ここでいう「action」は、モデルがユーザーの指示に応じて単に回答を返すだけでなく、ツールを呼び出し、外部システム上で具体的なタスクを実行することを指す方向性とみてよい。AIエージェントのトレンドが2025年から続くなかで、Googleはアプリ層ではなくモデル層からエージェント機能を統合する立場をI/Oというフラッグシップの場で改めて示した形になる。

日本の開発現場にとっての含意は二つある。第一に、エージェント実装の責務分担の見直しだ。これまでLangChain系フレームワークやアプリ側で組んでいたツール呼び出し・計画立案を、モデル本体に寄せる選択肢が現実的になる。第二に、評価指標の更新である。MMLUなどの知識ベンチマークだけでなく、ツール実行成功率・タスク完遂率・人間介入回数といった「行動」軸の指標を、自社のPoCで測る必要が出てくる。

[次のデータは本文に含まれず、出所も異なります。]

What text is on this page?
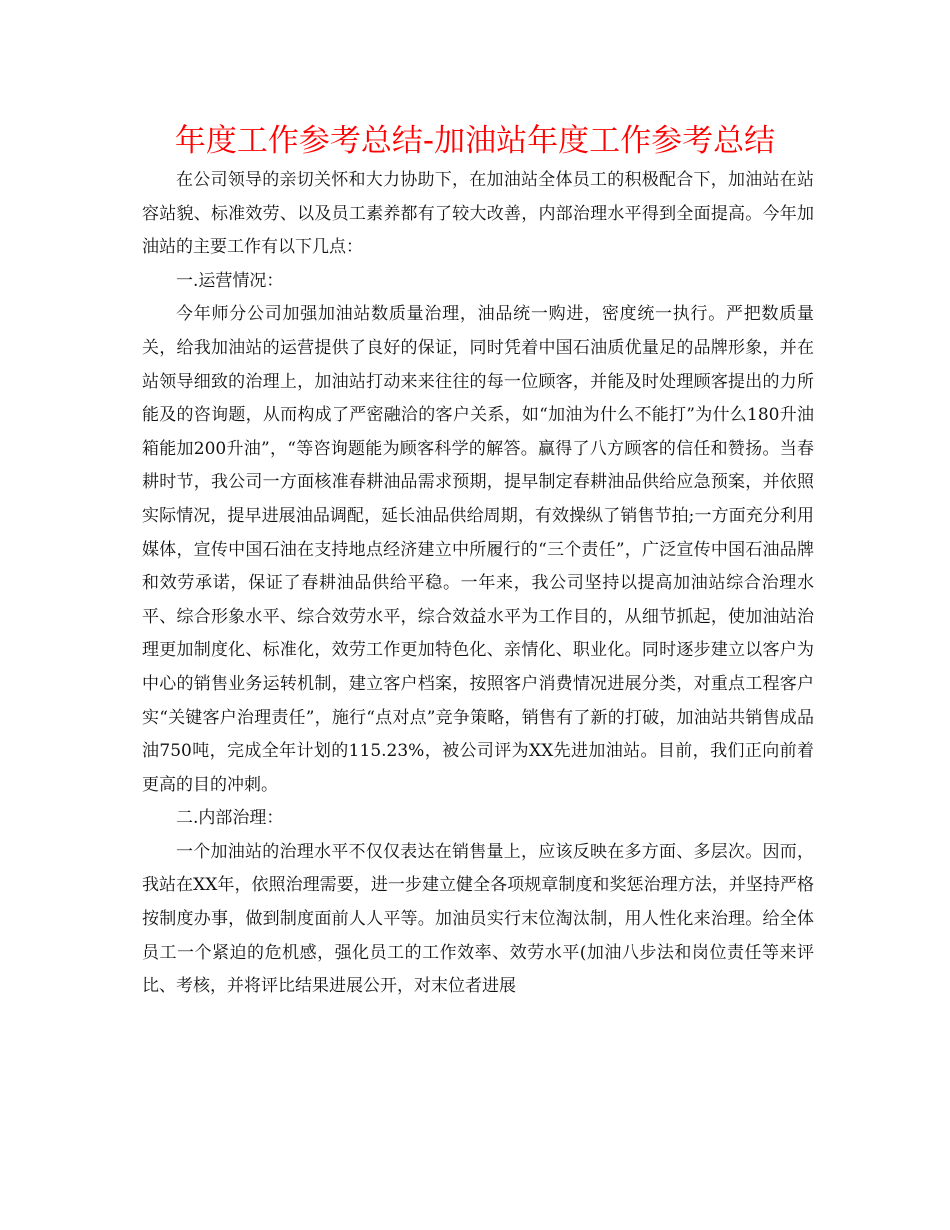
年度工作参考总结-加油站年度工作参考总结

在公司领导的亲切关怀和大力协助下，在加油站全体员工的积极配合下，加油站在站容站貌、标准效劳、以及员工素养都有了较大改善，内部治理水平得到全面提高。今年加油站的主要工作有以下几点：

一.运营情况：

今年师分公司加强加油站数质量治理，油品统一购进，密度统一执行。严把数质量关，给我加油站的运营提供了良好的保证，同时凭着中国石油质优量足的品牌形象，并在站领导细致的治理上，加油站打动来来往往的每一位顾客，并能及时处理顾客提出的力所能及的咨询题，从而构成了严密融洽的客户关系，如“加油为什么不能打”为什么180升油箱能加200升油”，“等咨询题能为顾客科学的解答。赢得了八方顾客的信任和赞扬。当春耕时节，我公司一方面核准春耕油品需求预期，提早制定春耕油品供给应急预案，并依照实际情况，提早进展油品调配，延长油品供给周期，有效操纵了销售节拍;一方面充分利用媒体，宣传中国石油在支持地点经济建立中所履行的“三个责任”，广泛宣传中国石油品牌和效劳承诺，保证了春耕油品供给平稳。一年来，我公司坚持以提高加油站综合治理水平、综合形象水平、综合效劳水平，综合效益水平为工作目的，从细节抓起，使加油站治理更加制度化、标准化，效劳工作更加特色化、亲情化、职业化。同时逐步建立以客户为中心的销售业务运转机制，建立客户档案，按照客户消费情况进展分类，对重点工程客户实“关键客户治理责任”，施行“点对点”竞争策略，销售有了新的打破，加油站共销售成品油750吨，完成全年计划的115.23%，被公司评为XX先进加油站。目前，我们正向前着更高的目的冲刺。

二.内部治理：

一个加油站的治理水平不仅仅表达在销售量上，应该反映在多方面、多层次。因而，我站在XX年，依照治理需要，进一步建立健全各项规章制度和奖惩治理方法，并坚持严格按制度办事，做到制度面前人人平等。加油员实行末位淘汰制，用人性化来治理。给全体员工一个紧迫的危机感，强化员工的工作效率、效劳水平(加油八步法和岗位责任等来评比、考核，并将评比结果进展公开，对末位者进展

一方で、現時点で公式ブログ以外の詳細情報(API仕様、価格、提供地域、安全策)は本記事執筆時点で限られている。日本語環境での性能、Workspace・Google Cloudとの統合範囲、企業向け権限制御の具体は、続報と公式ドキュメントで確認すべき項目だ。導入判断を急ぐより、まず手持ちの定型業務1件で行動成功率を測ることを推奨する。